Circumstances may mitigate, but they can never cancel the pitiless fact… The deaf man is a man still. He hath still hands, organs, dimensions, senses, affections, passions; he is hurt, healed, warmed and cooled as a hearing man is; if you prick him he will bleed, and if you tickle him he will laugh like a hearing man. These susceptibilities are what make a human creature, and they are fully gratified only in a society where there is ease, equality, freedom, and that sympathy which grows out of a common experience.

It follows that the deaf in general do not find with the hearing alone that incredible happiness, that fruition of the soul, and of all the faculties which springs from true human intercourse; and when they incline to cheer the dull round of daily toil by meeting one another in leisure hours they only obey impulses which are at once the sweetest and most dominant in human life.

For these reasons societies arise among them almost by a law of nature, and it can be safely assumed that no arguments, no system of education, and no power whatever short of despotism will ever greatly check the existence and development of such societies.

Draper’s speech is taken from the 1893 Chicago International Deaf Congress (page 245).

How history smells and feels…

After an (over) long break imposed by conferences and Easter, I’m picking up this blog again. Within the project team, we are now beginning to draft outlines for the book that we’re going to write, and that involves trawling through thousands of historical manuscripts… so it seems good to make some of them available to you again.
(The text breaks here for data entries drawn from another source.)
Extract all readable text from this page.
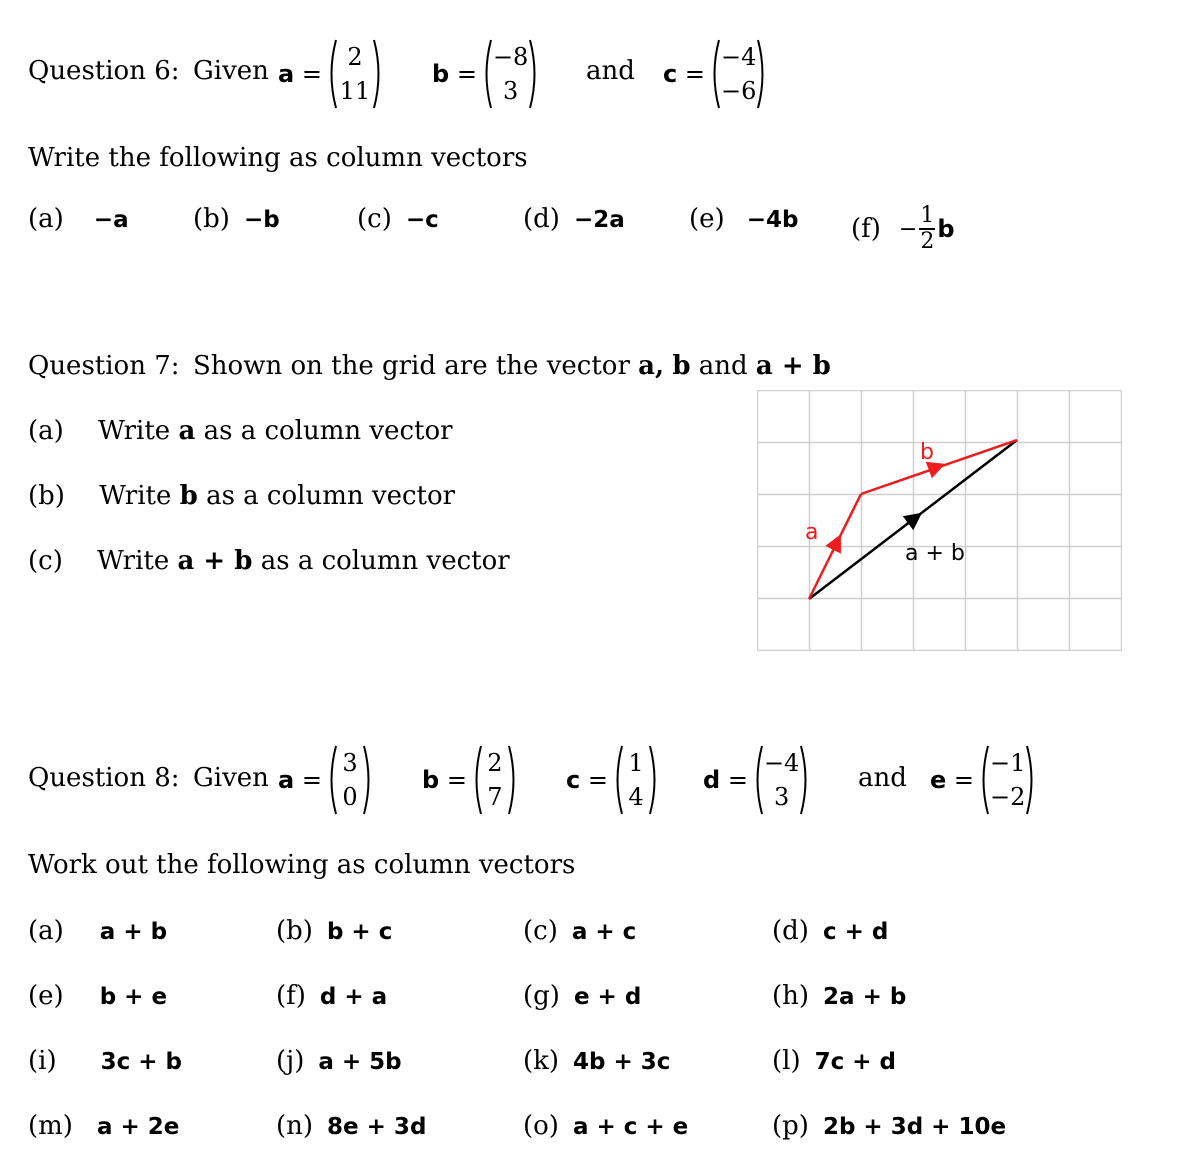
Question 6: Given a =
2
11
b =
−8
3
and c =
−4
−6
Write the following as column vectors
(a) −a (b) −b	(c) −c	(d) −2a (e) −4b $(f) - \frac{1}{2}$ b
Question 7: Shown on the grid are the vector a, b and a + b
(a) Write a as a column vector
(b) Write b as a column vector
(c) Write a + b as a column vector
a
b
a + b
Question 8: Given a =
3
0
b =
2
7
c =
1
4
d =
−4
3
and e =
−1
−2
Work out the following as column vectors
(a) a + b	(b) b + c	(c) a + c	(d) c + d
(e) b + e	(f) d + a	(g) e + d	(h) 2a + b
(i) 3c + b	(j) a + 5b	(k) 4b + 3c	(l) 7c + d
(m) a + 2e	(n) 8e + 3d	(o) a + c + e	(p) 2b + 3d + 10e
Today, I’ve been working through the RAD’s Annual Reports, looking for the changes in ‘feel’ that occurred in the organisation in the late 19th century. There’s a definite shift, through the 1890s, from an organisation that feels more like a club, warm, healthy, thriving, boisterous, active… to one that is mired in bills and maintenance, and good-for-you callisthenics, and doilies.

It’s hard to put my finger on the change, except to compare it to my own boyhood experiences of sensing within the village that I grew up in.

The RAD pre-1880 comes over like an old pub snug; smelling of warm leather and pipe smoke… or like the village shop where you could taste the fizz in the sweets before you bit into them… or my grandparents’, where the fire smelled of coal, the parquet smelled of polish, where there was always a worn cardigan on the back of the bedroom door to hug, and where it was OK that the water was cold because it always seemed to taste of the smell of toothpaste.

The RAD post-1892/3, on the other hand, is beginning to feel like the village hall – smelling of stale baked potatoes, Calor gas heaters, dusty pianos, the wet of abandoned umbrellas dripping onto a cement floor in the entrance, water from the tap so cold that it makes your hands ache, and the eternal worry that your bike is being stolen from the railings outside.

Your senses won’t be attuned to the same things that mine are, and you might not be able to share my experiences unless you also grew up in a small village in East Anglia, but I hope this gives you more of a ‘feel’ for the RAD in its evolution in the late 1800s.

I’ll try and provide more as I get into the 1900s.